Blood originates from ‘our essence’, Jing, which is controlled by our kidneys. Both original Jing and acquired Jing in the form of food is used. Therefore, when we lack ‘essence’ or Jing of either type, we find it difficult to produce blood. Out of the two, it is the acquired Jing that plays the primary role in producing blood.
The spleen acts on the food we consume to produce food qi which is sent up to the lungs. The lungs add air (also a form of nutritive qi) and send the result up to the heart which transforms it into blood.
The kidneys also produce the bone marrow in our body which can produces blood, while the Liver can store and release blood when needed. When a person is active, the Liver releases blood to the tendons, muscles and body.
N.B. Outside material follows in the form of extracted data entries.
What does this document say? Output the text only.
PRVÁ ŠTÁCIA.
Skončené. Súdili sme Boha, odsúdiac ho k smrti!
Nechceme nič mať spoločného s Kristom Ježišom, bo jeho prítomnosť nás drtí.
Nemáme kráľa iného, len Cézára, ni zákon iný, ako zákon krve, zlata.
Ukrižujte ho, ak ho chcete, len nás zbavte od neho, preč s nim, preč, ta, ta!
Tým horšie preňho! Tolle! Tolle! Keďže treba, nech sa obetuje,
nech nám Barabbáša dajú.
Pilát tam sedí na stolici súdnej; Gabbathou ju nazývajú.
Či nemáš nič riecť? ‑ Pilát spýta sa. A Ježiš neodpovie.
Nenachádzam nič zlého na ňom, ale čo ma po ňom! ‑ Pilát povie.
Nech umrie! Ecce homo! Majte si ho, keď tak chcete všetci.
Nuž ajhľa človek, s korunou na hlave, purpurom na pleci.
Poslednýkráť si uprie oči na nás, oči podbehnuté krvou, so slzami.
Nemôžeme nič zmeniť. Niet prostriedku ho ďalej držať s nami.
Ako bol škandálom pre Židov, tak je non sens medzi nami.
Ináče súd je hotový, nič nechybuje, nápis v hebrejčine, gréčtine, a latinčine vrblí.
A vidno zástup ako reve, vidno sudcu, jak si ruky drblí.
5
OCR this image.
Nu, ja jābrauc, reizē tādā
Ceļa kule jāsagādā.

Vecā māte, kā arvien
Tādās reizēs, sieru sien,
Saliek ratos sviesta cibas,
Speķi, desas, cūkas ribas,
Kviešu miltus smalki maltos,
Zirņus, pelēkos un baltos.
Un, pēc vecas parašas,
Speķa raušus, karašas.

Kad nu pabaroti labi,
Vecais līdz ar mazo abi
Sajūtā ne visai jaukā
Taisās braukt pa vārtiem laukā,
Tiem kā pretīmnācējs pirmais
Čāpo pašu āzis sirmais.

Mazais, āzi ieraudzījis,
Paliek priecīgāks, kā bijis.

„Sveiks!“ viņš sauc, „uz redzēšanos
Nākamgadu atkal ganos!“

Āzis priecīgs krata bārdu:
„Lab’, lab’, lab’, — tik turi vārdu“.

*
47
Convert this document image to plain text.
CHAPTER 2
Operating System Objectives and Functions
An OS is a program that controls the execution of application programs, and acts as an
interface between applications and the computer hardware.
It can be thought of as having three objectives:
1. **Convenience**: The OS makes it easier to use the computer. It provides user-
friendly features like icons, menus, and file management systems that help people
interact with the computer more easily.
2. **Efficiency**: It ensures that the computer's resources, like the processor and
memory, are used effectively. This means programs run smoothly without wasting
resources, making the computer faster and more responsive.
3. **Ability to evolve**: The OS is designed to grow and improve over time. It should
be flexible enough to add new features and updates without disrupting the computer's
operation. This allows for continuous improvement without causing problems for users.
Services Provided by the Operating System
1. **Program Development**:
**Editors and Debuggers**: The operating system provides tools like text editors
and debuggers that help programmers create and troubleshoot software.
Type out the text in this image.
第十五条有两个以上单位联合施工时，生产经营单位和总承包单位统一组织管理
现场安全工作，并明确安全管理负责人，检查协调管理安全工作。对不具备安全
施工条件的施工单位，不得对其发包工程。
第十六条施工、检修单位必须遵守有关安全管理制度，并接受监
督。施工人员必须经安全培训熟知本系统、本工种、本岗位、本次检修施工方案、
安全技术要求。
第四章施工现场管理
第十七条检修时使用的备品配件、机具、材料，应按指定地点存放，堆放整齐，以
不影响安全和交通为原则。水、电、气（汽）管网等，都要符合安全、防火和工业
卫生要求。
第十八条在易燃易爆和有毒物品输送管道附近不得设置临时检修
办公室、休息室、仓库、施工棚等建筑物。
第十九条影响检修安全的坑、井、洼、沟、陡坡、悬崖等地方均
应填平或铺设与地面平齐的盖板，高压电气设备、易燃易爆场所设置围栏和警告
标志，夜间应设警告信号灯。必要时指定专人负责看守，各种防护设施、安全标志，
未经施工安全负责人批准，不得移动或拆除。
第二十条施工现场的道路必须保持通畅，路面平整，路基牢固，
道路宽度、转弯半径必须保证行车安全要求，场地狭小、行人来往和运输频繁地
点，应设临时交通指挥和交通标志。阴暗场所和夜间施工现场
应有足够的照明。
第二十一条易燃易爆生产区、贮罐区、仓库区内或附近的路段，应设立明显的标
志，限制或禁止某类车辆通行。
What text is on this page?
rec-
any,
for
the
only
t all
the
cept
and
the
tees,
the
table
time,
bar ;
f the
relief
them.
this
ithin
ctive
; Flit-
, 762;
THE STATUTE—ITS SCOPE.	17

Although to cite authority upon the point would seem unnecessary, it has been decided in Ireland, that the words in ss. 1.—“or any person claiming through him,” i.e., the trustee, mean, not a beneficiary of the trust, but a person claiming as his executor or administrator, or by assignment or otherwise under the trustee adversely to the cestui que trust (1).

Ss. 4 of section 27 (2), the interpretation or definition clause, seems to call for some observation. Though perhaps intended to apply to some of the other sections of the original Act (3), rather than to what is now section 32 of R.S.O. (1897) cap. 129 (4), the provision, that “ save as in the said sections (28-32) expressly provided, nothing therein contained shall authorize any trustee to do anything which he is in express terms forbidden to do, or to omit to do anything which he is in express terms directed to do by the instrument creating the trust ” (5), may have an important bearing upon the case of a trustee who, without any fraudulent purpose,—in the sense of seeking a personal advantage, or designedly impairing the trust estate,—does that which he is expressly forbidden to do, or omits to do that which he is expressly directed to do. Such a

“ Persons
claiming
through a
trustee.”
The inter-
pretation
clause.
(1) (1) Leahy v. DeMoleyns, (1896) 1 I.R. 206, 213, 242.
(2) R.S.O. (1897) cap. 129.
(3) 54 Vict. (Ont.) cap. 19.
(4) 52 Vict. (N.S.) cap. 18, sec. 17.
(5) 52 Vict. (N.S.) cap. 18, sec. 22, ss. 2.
When a person is at rest, the Liver stores the blood. Blood is important when considering the uterus in women or menstruation problems.
Blood is also a form of qi but is denser, being Yin in nature. Qi (of a Yang nature) is needed to move the blood. While qi gives blood movement, blood is essential to the organs that produce qi therefore blood and qi exist very much in a mutual relationship of Yin and Yang.
The 3 functions of Blood in TCM
1. It nourishes the organs, muscles, bones and skin. Radiant cheek bones are a symbol of good blood circulation and nourishment. Poor blood supply can be seen in withered hair, pale skin, weak muscles and Zangfu organs.
2. Blood keeps the organs and skin moist and aids in smooth and harmonious body movement.
3. It supports the Shen (spirit) – If blood is short, the Shen will be downbeat. If blood is abundant, the Shen will be bright and alert. If the blood is disruptive, the Shen will be in turmoil. The Shen lives in the blood vessels and heart.
The Heart in TCM is said to govern blood. The circulatory system of blood in the body is called the ‘blood vessels’ and these form part of the heart. The Spleen keeps these vessels tight, preventing blood from flowing out. The Liver releases and stores blood as required.
If we are looking to nourish blood, we should look to the Spleen and Liver.